Cuando el señor Anderson explicaba que la siguiente iba a ser la última canción del concierto, dijo también que era la última del año. Agradeció la atmósfera creada, invitando a los presentes a levantarse de los asientos y aproximarse al escenario. Más intimidad, más cercanía. Luego cantó:
Maybe, maybe
its the things we say,
The words we've heard
and the music we play
La última vez que había escuchado esa canción no fue en un recogido y cálido escenario, con sólo una guitarra y la delicada voz de Anderson. Fue en el FIB , con 30.000 personas botando al otro lado del foso de prensa, y con el mismo Anderson saltando sobre los altavoces. Iba a decir la ñoñez de que con talento, una misma canción puede ser muy diferente según cómo y dónde suene.
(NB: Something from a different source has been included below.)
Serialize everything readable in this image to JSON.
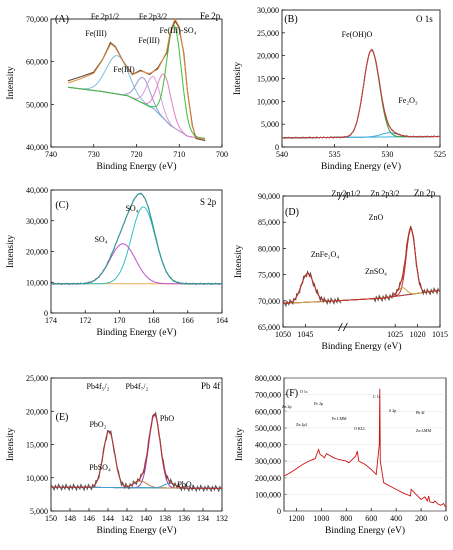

Me quedo con la atmósfera de lo pequeño y cálido, de lo cercano. Y buscando ese ambiente empiezo hoy mis vacaciones, que pasaré en familia. Lo explica mejor Houellebecq en "Las partículas elementales":
En medio de la gran barbarie natural, los seres humanos han conseguido a veces (pocas) crear pequeños lugares cálidos que irradian amor. Pequeños espacios cerrados, reservados, donde reinan el amor y la subjetividad.
Os deseo que encontréis un espacio como ese estos días, y que sea un espacio vuestro o para vosotros.
Felices fiestas a todos


Edu dijo
Mola la cronica. Estoy de acuerdo en que la intimidad ayuda a la musica.